Are You Tracking Your Monetization Efforts?


Early today, I was catching up on my feed reading and I came across “3 Simple Steps To Running Your Blog Like a Business,” a guest post by Srinivas on DavidRisley.com. He makes a number of great points throughout this post, but what I’d like to highlight today is his first point: if you intend to make money with your blog, you need to do quarterly reports on your monetization efforts.

Srinivas’ point was that you should have a way to track what you’re doing on your blog. I’d like to back up for a moment, though. Before you can track anything, monetization or otherwise, you need to set blogging goals.

The Goal Game

Setting goals isn’t as easy as saying “I want to make a ton of money.” Of course you want to make a lot of money. Who doesn’t? What you need is a tangible goal, a specific goal. Your goal has to be something you can achieve. How do you know when you’ve earn “a lot of money”?

The problem with setting goals is that it can be easy to feel like you’re a failure if your goals aren’t realistic. I once set a goal of earning $500 per month with a brand new blog I was developing. That was a totally unrealistic goal for my niche.

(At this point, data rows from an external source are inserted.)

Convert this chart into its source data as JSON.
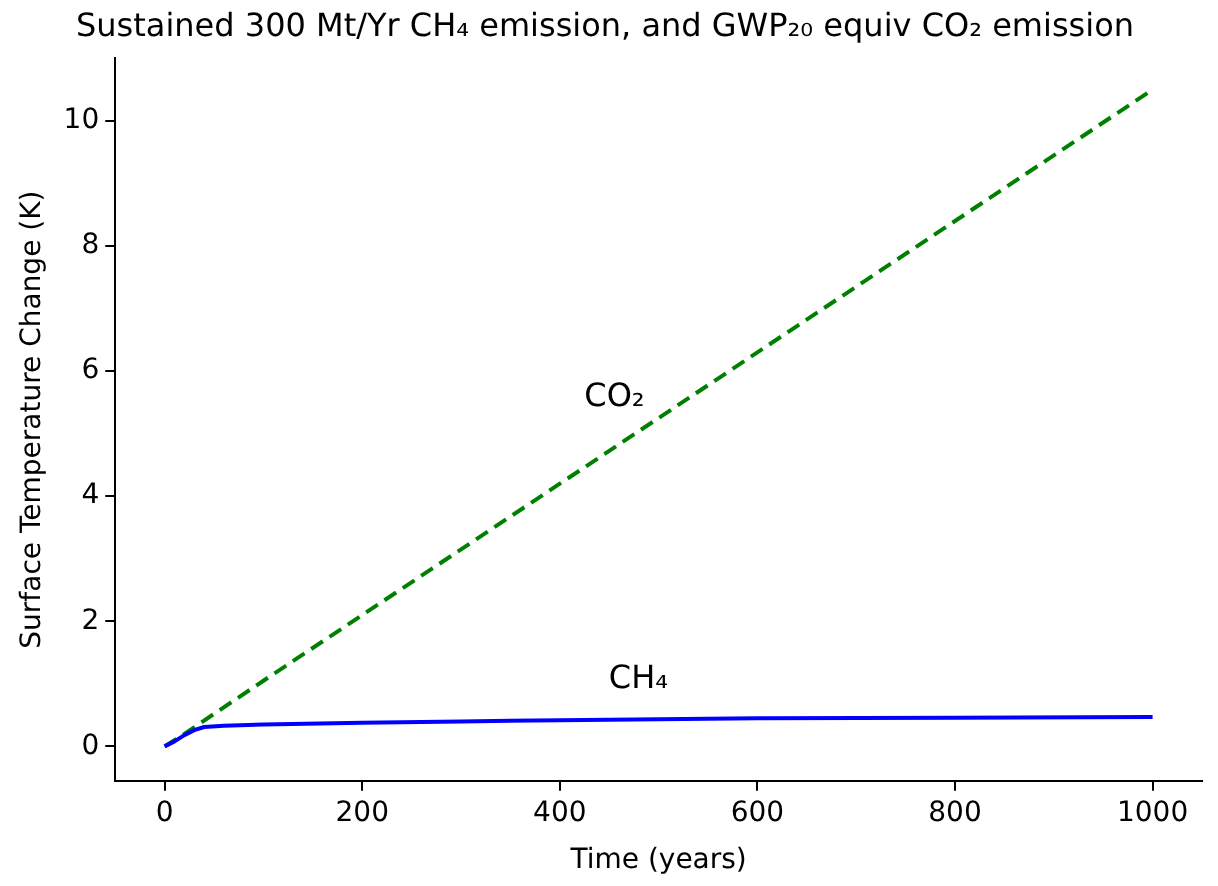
{
  "chart_data": {
    "type": "line",
    "title": "Sustained 300 Mt/Yr CH₄ emission, and GWP₂₀ equiv CO₂ emission",
    "xlabel": "Time (years)",
    "ylabel": "Surface Temperature Change (K)",
    "series": [
      {
        "name": "CH₄",
        "color": "#0000ff",
        "line_style": "solid",
        "x": [
          0,
          10,
          20,
          30,
          40,
          60,
          100,
          200,
          300,
          400,
          600,
          800,
          1000
        ],
        "values": [
          0,
          0.08,
          0.18,
          0.26,
          0.31,
          0.33,
          0.35,
          0.38,
          0.4,
          0.42,
          0.45,
          0.46,
          0.47
        ]
      },
      {
        "name": "CO₂",
        "color": "#008000",
        "line_style": "dashed",
        "x": [
          0,
          20,
          50,
          100,
          200,
          300,
          400,
          500,
          600,
          700,
          800,
          900,
          1000
        ],
        "values": [
          0,
          0.2,
          0.52,
          1.05,
          2.1,
          3.15,
          4.2,
          5.25,
          6.3,
          7.35,
          8.4,
          9.45,
          10.5
        ]
      }
    ],
    "xlim": [
      -50,
      1050
    ],
    "xticks": [
      0,
      200,
      400,
      600,
      800,
      1000
    ],
    "ylim": [
      -0.55,
      11
    ],
    "yticks": [
      0,
      2,
      4,
      6,
      8,
      10
    ],
    "grid": false,
    "legend": false,
    "marker": "none"
  }
}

On the other hand, in some niches, especially after you’ve been running the blog for a few months, $500 per month is in no way an unrealistic goal. In fact, you might surpass your goal by so much that you don’t develop the blog to its full potential. You feel like you can rest on your laurels because you’re doing so well, when in fact, your blog could be making ten times the amount with a little more effort.

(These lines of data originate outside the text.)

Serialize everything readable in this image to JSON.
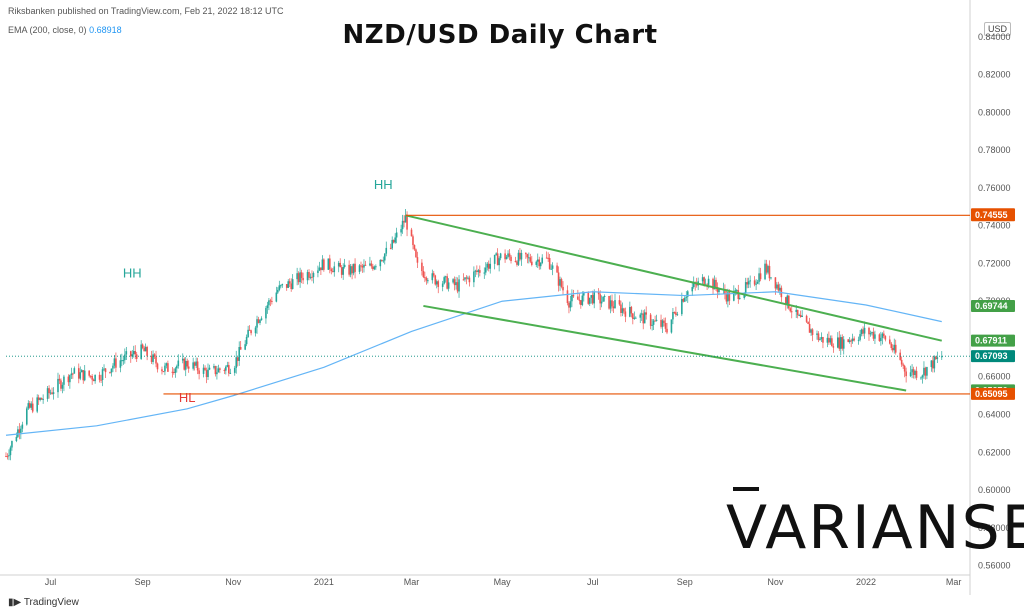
{
  "header": {
    "publisher_text": "Riksbanken published on TradingView.com, Feb 21, 2022 18:12 UTC",
    "ema_label": "EMA (200, close, 0)",
    "ema_value": "0.68918",
    "currency": "USD"
  },
  "footer": {
    "brand": "TradingView"
  },
  "watermark": {
    "text": "VARIANSE"
  },
  "colors": {
    "bull": "#26a69a",
    "bear": "#ef5350",
    "ema": "#64b5f6",
    "channel": "#4caf50",
    "level": "#e65100",
    "last_price": "#00897b",
    "ema_tag": "#43a047",
    "hl_text": "#e53935",
    "hh_text": "#26a69a"
  },
  "chart_data": {
    "type": "line",
    "title": "NZD/USD Daily Chart",
    "ylim": [
      0.555,
      0.85
    ],
    "y_ticks": [
      "0.84000",
      "0.82000",
      "0.80000",
      "0.78000",
      "0.76000",
      "0.74000",
      "0.72000",
      "0.70000",
      "0.68000",
      "0.66000",
      "0.64000",
      "0.62000",
      "0.60000",
      "0.58000",
      "0.56000"
    ],
    "x_ticks": [
      "Jul",
      "Sep",
      "Nov",
      "2021",
      "Mar",
      "May",
      "Jul",
      "Sep",
      "Nov",
      "2022",
      "Mar"
    ],
    "grid": false,
    "series": [
      {
        "type": "candlestick",
        "x": [
          "2020-06-01",
          "2020-06-15",
          "2020-07-01",
          "2020-07-15",
          "2020-08-01",
          "2020-08-15",
          "2020-09-01",
          "2020-09-15",
          "2020-10-01",
          "2020-10-15",
          "2020-11-01",
          "2020-11-15",
          "2020-12-01",
          "2020-12-15",
          "2021-01-01",
          "2021-01-15",
          "2021-02-01",
          "2021-02-15",
          "2021-02-25",
          "2021-03-05",
          "2021-03-15",
          "2021-04-01",
          "2021-04-15",
          "2021-05-01",
          "2021-05-15",
          "2021-06-01",
          "2021-06-15",
          "2021-07-01",
          "2021-07-15",
          "2021-08-01",
          "2021-08-20",
          "2021-09-01",
          "2021-09-15",
          "2021-10-01",
          "2021-10-15",
          "2021-10-25",
          "2021-11-01",
          "2021-11-15",
          "2021-12-01",
          "2021-12-15",
          "2022-01-01",
          "2022-01-15",
          "2022-01-28",
          "2022-02-07",
          "2022-02-21"
        ],
        "values": [
          0.618,
          0.642,
          0.652,
          0.662,
          0.66,
          0.668,
          0.674,
          0.664,
          0.667,
          0.662,
          0.666,
          0.688,
          0.706,
          0.712,
          0.72,
          0.716,
          0.718,
          0.728,
          0.744,
          0.718,
          0.712,
          0.708,
          0.716,
          0.724,
          0.722,
          0.722,
          0.7,
          0.702,
          0.698,
          0.692,
          0.686,
          0.704,
          0.712,
          0.702,
          0.708,
          0.718,
          0.71,
          0.692,
          0.68,
          0.678,
          0.684,
          0.68,
          0.663,
          0.662,
          0.6709
        ]
      },
      {
        "name": "EMA (200, close, 0)",
        "x": [
          "2020-06-01",
          "2020-08-01",
          "2020-10-01",
          "2020-11-01",
          "2021-01-01",
          "2021-03-01",
          "2021-05-01",
          "2021-07-01",
          "2021-09-01",
          "2021-11-01",
          "2022-01-01",
          "2022-02-21"
        ],
        "values": [
          0.629,
          0.634,
          0.643,
          0.65,
          0.665,
          0.684,
          0.7,
          0.705,
          0.703,
          0.705,
          0.698,
          0.6892
        ]
      }
    ],
    "channel_lines": [
      {
        "x": [
          "2021-02-25",
          "2022-02-21"
        ],
        "values": [
          0.7455,
          0.6791
        ]
      },
      {
        "x": [
          "2021-03-09",
          "2022-01-28"
        ],
        "values": [
          0.6975,
          0.6527
        ]
      }
    ],
    "horizontal_levels": [
      0.7455,
      0.6509
    ],
    "annotations": [
      {
        "text": "HH",
        "x": "2020-08-25",
        "y": 0.7125
      },
      {
        "text": "HL",
        "x": "2020-10-01",
        "y": 0.6465
      },
      {
        "text": "HH",
        "x": "2021-02-10",
        "y": 0.7595
      }
    ],
    "price_tags": [
      "0.74607",
      "0.74555",
      "0.69744",
      "0.67911",
      "0.67093",
      "0.65276",
      "0.65095"
    ]
  }
}
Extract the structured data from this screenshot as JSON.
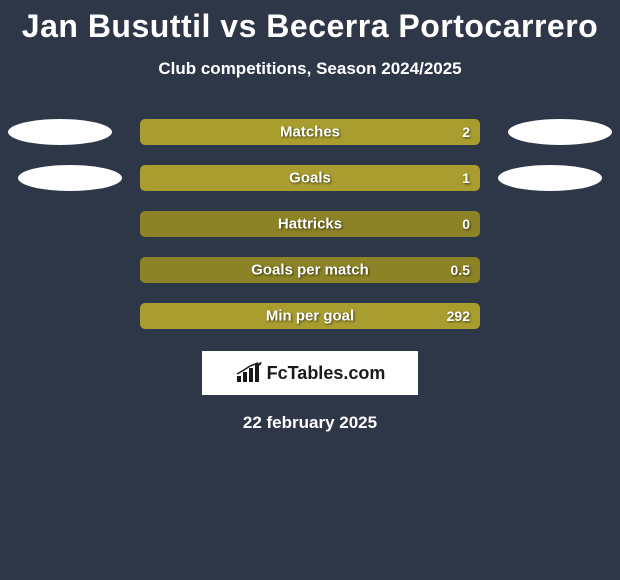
{
  "title": "Jan Busuttil vs Becerra Portocarrero",
  "subtitle": "Club competitions, Season 2024/2025",
  "colors": {
    "background": "#2d3748",
    "bar_left": "#a89d2e",
    "bar_right": "#8c8326",
    "ellipse": "#ffffff",
    "text": "#ffffff"
  },
  "stats": [
    {
      "label": "Matches",
      "value": "2",
      "left_pct": 100,
      "right_pct": 0,
      "left_color": "#a89d2e",
      "right_color": "#8c8326",
      "show_left_ellipse": true,
      "show_right_ellipse": true
    },
    {
      "label": "Goals",
      "value": "1",
      "left_pct": 100,
      "right_pct": 0,
      "left_color": "#a89d2e",
      "right_color": "#8c8326",
      "show_left_ellipse": true,
      "show_right_ellipse": true
    },
    {
      "label": "Hattricks",
      "value": "0",
      "left_pct": 0,
      "right_pct": 100,
      "left_color": "#a89d2e",
      "right_color": "#8c8326",
      "show_left_ellipse": false,
      "show_right_ellipse": false
    },
    {
      "label": "Goals per match",
      "value": "0.5",
      "left_pct": 0,
      "right_pct": 100,
      "left_color": "#a89d2e",
      "right_color": "#8c8326",
      "show_left_ellipse": false,
      "show_right_ellipse": false
    },
    {
      "label": "Min per goal",
      "value": "292",
      "left_pct": 100,
      "right_pct": 0,
      "left_color": "#a89d2e",
      "right_color": "#8c8326",
      "show_left_ellipse": false,
      "show_right_ellipse": false
    }
  ],
  "logo": {
    "text": "FcTables.com",
    "icon_color": "#1a1a1a"
  },
  "date": "22 february 2025"
}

I recommend making your first monetization goal, “I want my blog to support itself.” Pay your hosting. Pay for anything you’ve purchased for the blog, like a header design. Pay for Aweber or whatever email subscription service you use. Pay for prizes that you give away. Make your very first goal to break even. From there, you can more easily set goals that are out of reach right now, but achievable with a little work. You want your goals to always be just a little out of reach so you’re always moving forward.

From Goals to Monetization

Once you have your monetization goals set, it’s time to figure out how to reach them. I think this is where a lot of bloggers fall short. Once you set your goals, how are you going to get there? If you just start throwing ideas out there, seeing what sticks, your success will be as fickle as your methods. If you have a plan, on the other hand, you have a much better chance at actually reaching whatever goal you’ve set.

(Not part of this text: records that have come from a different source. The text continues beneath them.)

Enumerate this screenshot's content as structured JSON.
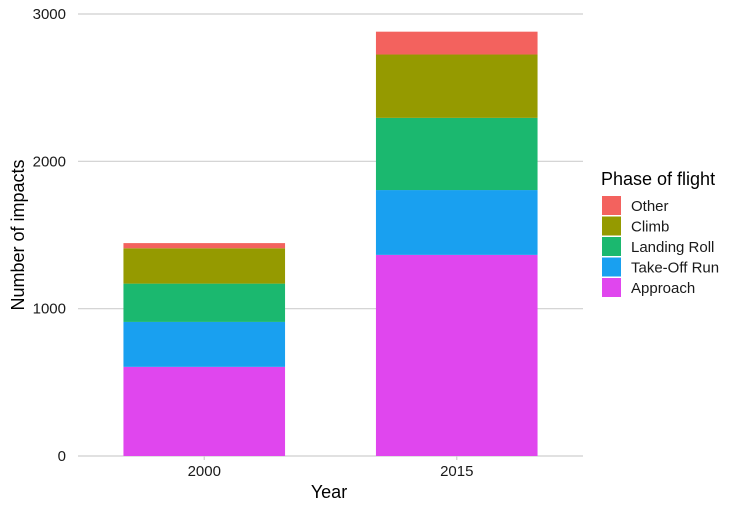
{
  "chart_data": {
    "type": "bar",
    "stacked": true,
    "title": "",
    "xlabel": "Year",
    "ylabel": "Number of impacts",
    "categories": [
      "2000",
      "2015"
    ],
    "ylim": [
      0,
      3000
    ],
    "yticks": [
      0,
      1000,
      2000,
      3000
    ],
    "grid": true,
    "legend": {
      "title": "Phase of flight",
      "position": "right"
    },
    "series": [
      {
        "name": "Approach",
        "color": "#E046EE",
        "values": [
          605,
          1365
        ]
      },
      {
        "name": "Take-Off Run",
        "color": "#19A0F0",
        "values": [
          305,
          440
        ]
      },
      {
        "name": "Landing Roll",
        "color": "#1BB86F",
        "values": [
          260,
          490
        ]
      },
      {
        "name": "Climb",
        "color": "#959A00",
        "values": [
          240,
          430
        ]
      },
      {
        "name": "Other",
        "color": "#F3625E",
        "values": [
          35,
          155
        ]
      }
    ],
    "legend_order": [
      "Other",
      "Climb",
      "Landing Roll",
      "Take-Off Run",
      "Approach"
    ]
  }
}
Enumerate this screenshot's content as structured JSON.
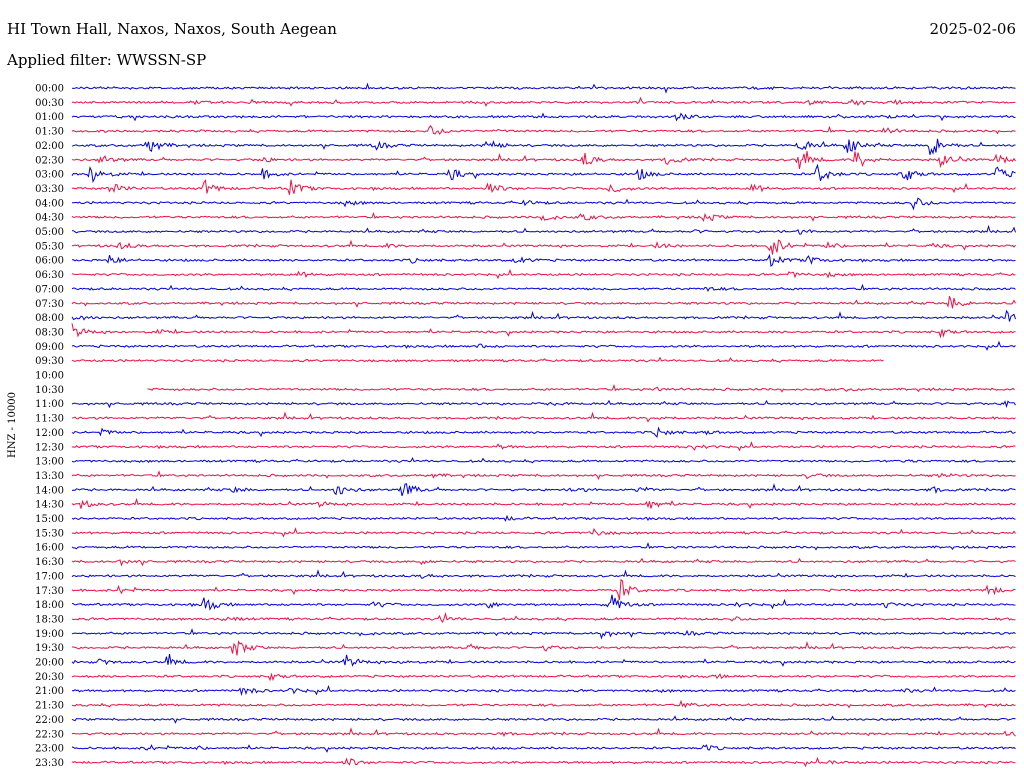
{
  "header": {
    "station": "HI Town Hall, Naxos, Naxos, South Aegean",
    "date": "2025-02-06",
    "filter": "Applied filter: WWSSN-SP"
  },
  "chart_data": {
    "type": "line",
    "ylabel": "HNZ - 10000",
    "colors": {
      "odd": "#0000dd",
      "even": "#ee1144"
    },
    "rows": [
      {
        "label": "00:00",
        "end": 1.0,
        "events": [
          [
            0.72,
            2
          ],
          [
            0.93,
            1
          ]
        ]
      },
      {
        "label": "00:30",
        "end": 1.0,
        "events": [
          [
            0.13,
            2
          ],
          [
            0.78,
            2
          ],
          [
            0.83,
            2
          ],
          [
            0.87,
            2
          ]
        ]
      },
      {
        "label": "01:00",
        "end": 1.0,
        "events": [
          [
            0.64,
            4
          ],
          [
            0.86,
            1
          ]
        ]
      },
      {
        "label": "01:30",
        "end": 1.0,
        "events": [
          [
            0.38,
            6
          ],
          [
            0.45,
            1
          ],
          [
            0.86,
            4
          ]
        ]
      },
      {
        "label": "02:00",
        "end": 1.0,
        "events": [
          [
            0.08,
            10
          ],
          [
            0.32,
            5
          ],
          [
            0.44,
            6
          ],
          [
            0.77,
            8
          ],
          [
            0.82,
            12
          ],
          [
            0.91,
            14
          ]
        ]
      },
      {
        "label": "02:30",
        "end": 1.0,
        "events": [
          [
            0.03,
            5
          ],
          [
            0.2,
            3
          ],
          [
            0.54,
            9
          ],
          [
            0.63,
            6
          ],
          [
            0.77,
            10
          ],
          [
            0.83,
            12
          ],
          [
            0.92,
            8
          ],
          [
            0.98,
            6
          ]
        ]
      },
      {
        "label": "03:00",
        "end": 1.0,
        "events": [
          [
            0.02,
            12
          ],
          [
            0.2,
            6
          ],
          [
            0.4,
            6
          ],
          [
            0.6,
            6
          ],
          [
            0.79,
            12
          ],
          [
            0.88,
            9
          ],
          [
            0.98,
            8
          ]
        ]
      },
      {
        "label": "03:30",
        "end": 1.0,
        "events": [
          [
            0.04,
            7
          ],
          [
            0.14,
            8
          ],
          [
            0.23,
            10
          ],
          [
            0.44,
            7
          ],
          [
            0.57,
            6
          ],
          [
            0.72,
            5
          ]
        ]
      },
      {
        "label": "04:00",
        "end": 1.0,
        "events": [
          [
            0.29,
            3
          ],
          [
            0.48,
            3
          ],
          [
            0.89,
            8
          ]
        ]
      },
      {
        "label": "04:30",
        "end": 1.0,
        "events": [
          [
            0.5,
            5
          ],
          [
            0.54,
            4
          ],
          [
            0.67,
            5
          ]
        ]
      },
      {
        "label": "05:00",
        "end": 1.0,
        "events": [
          [
            0.66,
            1
          ],
          [
            0.77,
            2
          ]
        ]
      },
      {
        "label": "05:30",
        "end": 1.0,
        "events": [
          [
            0.05,
            4
          ],
          [
            0.33,
            2
          ],
          [
            0.62,
            3
          ],
          [
            0.74,
            14
          ],
          [
            0.8,
            4
          ],
          [
            0.91,
            2
          ]
        ]
      },
      {
        "label": "06:00",
        "end": 1.0,
        "events": [
          [
            0.04,
            5
          ],
          [
            0.36,
            2
          ],
          [
            0.47,
            4
          ],
          [
            0.74,
            6
          ],
          [
            0.78,
            4
          ]
        ]
      },
      {
        "label": "06:30",
        "end": 1.0,
        "events": [
          [
            0.24,
            3
          ],
          [
            0.76,
            3
          ],
          [
            0.8,
            2
          ]
        ]
      },
      {
        "label": "07:00",
        "end": 1.0,
        "events": [
          [
            0.67,
            2
          ]
        ]
      },
      {
        "label": "07:30",
        "end": 1.0,
        "events": [
          [
            0.93,
            8
          ]
        ]
      },
      {
        "label": "08:00",
        "end": 1.0,
        "events": [
          [
            0.0,
            5
          ],
          [
            0.99,
            6
          ]
        ]
      },
      {
        "label": "08:30",
        "end": 1.0,
        "events": [
          [
            0.0,
            8
          ],
          [
            0.09,
            2
          ],
          [
            0.92,
            4
          ]
        ]
      },
      {
        "label": "09:00",
        "end": 1.0,
        "events": [
          [
            0.43,
            2
          ]
        ]
      },
      {
        "label": "09:30",
        "end": 0.86,
        "events": []
      },
      {
        "label": "10:00",
        "end": 0.0,
        "events": []
      },
      {
        "label": "10:30",
        "start": 0.08,
        "end": 1.0,
        "events": [
          [
            0.62,
            2
          ],
          [
            0.82,
            1
          ]
        ]
      },
      {
        "label": "11:00",
        "end": 1.0,
        "events": [
          [
            0.51,
            2
          ],
          [
            0.99,
            5
          ]
        ]
      },
      {
        "label": "11:30",
        "end": 1.0,
        "events": [
          [
            0.61,
            3
          ]
        ]
      },
      {
        "label": "12:00",
        "end": 1.0,
        "events": [
          [
            0.03,
            3
          ],
          [
            0.62,
            5
          ],
          [
            0.67,
            2
          ]
        ]
      },
      {
        "label": "12:30",
        "end": 1.0,
        "events": [
          [
            0.45,
            2
          ],
          [
            0.66,
            3
          ]
        ]
      },
      {
        "label": "13:00",
        "end": 1.0,
        "events": [
          [
            0.88,
            1
          ]
        ]
      },
      {
        "label": "13:30",
        "end": 1.0,
        "events": [
          [
            0.38,
            2
          ],
          [
            0.78,
            3
          ],
          [
            0.92,
            2
          ]
        ]
      },
      {
        "label": "14:00",
        "end": 1.0,
        "events": [
          [
            0.17,
            3
          ],
          [
            0.28,
            7
          ],
          [
            0.35,
            9
          ],
          [
            0.53,
            3
          ],
          [
            0.6,
            3
          ],
          [
            0.91,
            3
          ]
        ]
      },
      {
        "label": "14:30",
        "end": 1.0,
        "events": [
          [
            0.01,
            5
          ],
          [
            0.26,
            3
          ],
          [
            0.61,
            6
          ]
        ]
      },
      {
        "label": "15:00",
        "end": 1.0,
        "events": [
          [
            0.46,
            2
          ]
        ]
      },
      {
        "label": "15:30",
        "end": 1.0,
        "events": [
          [
            0.55,
            5
          ]
        ]
      },
      {
        "label": "16:00",
        "end": 1.0,
        "events": []
      },
      {
        "label": "16:30",
        "end": 1.0,
        "events": [
          [
            0.05,
            3
          ],
          [
            0.37,
            2
          ]
        ]
      },
      {
        "label": "17:00",
        "end": 1.0,
        "events": [
          [
            0.37,
            2
          ]
        ]
      },
      {
        "label": "17:30",
        "end": 1.0,
        "events": [
          [
            0.05,
            4
          ],
          [
            0.58,
            12
          ],
          [
            0.97,
            6
          ]
        ]
      },
      {
        "label": "18:00",
        "end": 1.0,
        "events": [
          [
            0.14,
            8
          ],
          [
            0.32,
            3
          ],
          [
            0.44,
            4
          ],
          [
            0.57,
            12
          ],
          [
            0.7,
            3
          ],
          [
            0.86,
            3
          ]
        ]
      },
      {
        "label": "18:30",
        "end": 1.0,
        "events": [
          [
            0.16,
            4
          ],
          [
            0.39,
            4
          ],
          [
            0.7,
            2
          ]
        ]
      },
      {
        "label": "19:00",
        "end": 1.0,
        "events": [
          [
            0.31,
            2
          ],
          [
            0.56,
            5
          ],
          [
            0.65,
            2
          ]
        ]
      },
      {
        "label": "19:30",
        "end": 1.0,
        "events": [
          [
            0.17,
            12
          ],
          [
            0.42,
            3
          ],
          [
            0.5,
            3
          ]
        ]
      },
      {
        "label": "20:00",
        "end": 1.0,
        "events": [
          [
            0.03,
            3
          ],
          [
            0.1,
            5
          ],
          [
            0.29,
            7
          ],
          [
            0.35,
            2
          ]
        ]
      },
      {
        "label": "20:30",
        "end": 1.0,
        "events": [
          [
            0.21,
            3
          ],
          [
            0.68,
            2
          ]
        ]
      },
      {
        "label": "21:00",
        "end": 1.0,
        "events": [
          [
            0.18,
            5
          ],
          [
            0.23,
            3
          ],
          [
            0.62,
            1
          ],
          [
            0.88,
            2
          ]
        ]
      },
      {
        "label": "21:30",
        "end": 1.0,
        "events": [
          [
            0.65,
            2
          ]
        ]
      },
      {
        "label": "22:00",
        "end": 1.0,
        "events": []
      },
      {
        "label": "22:30",
        "end": 1.0,
        "events": [
          [
            0.45,
            2
          ],
          [
            0.99,
            5
          ]
        ]
      },
      {
        "label": "23:00",
        "end": 1.0,
        "events": [
          [
            0.08,
            3
          ],
          [
            0.13,
            2
          ],
          [
            0.67,
            3
          ]
        ]
      },
      {
        "label": "23:30",
        "end": 1.0,
        "events": [
          [
            0.29,
            5
          ],
          [
            0.8,
            2
          ]
        ]
      }
    ]
  }
}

Think about the different ways you can monetize a blog. Which ones will work best for your blog? Come up with mini-goals for each effort in order to reach your overall dollar amount goal. For example, maybe you make $100 per month with Google ads. Maybe you make $300 per month in sidebar ad sales. Maybe you make $50 per month in affiliate sales. You get it the idea.


Now we get to the real reason I wanted to highlight Srinivas’ post – monetization tracking. Whether you reach your goals or not, it’s important to have a quarterly report so you can see clearly where you’re succeeding and where you’re failing. It’s easy to look at your overall goal and say, “Yes, I’ve made it” or “No, I’ve fallen short,” but unless you analyze why, you’ll never grow as a blogger.

The key is to not get too discouraged when your reports aren’t what you want them to be, especially as a new blogger. It takes time to build a blog. If you aren’t seeing results after several months, you should rethink your approach to blogging. Tracking make it easier to see how you’re failing and why, so reorganizing is much easier if you need to do so.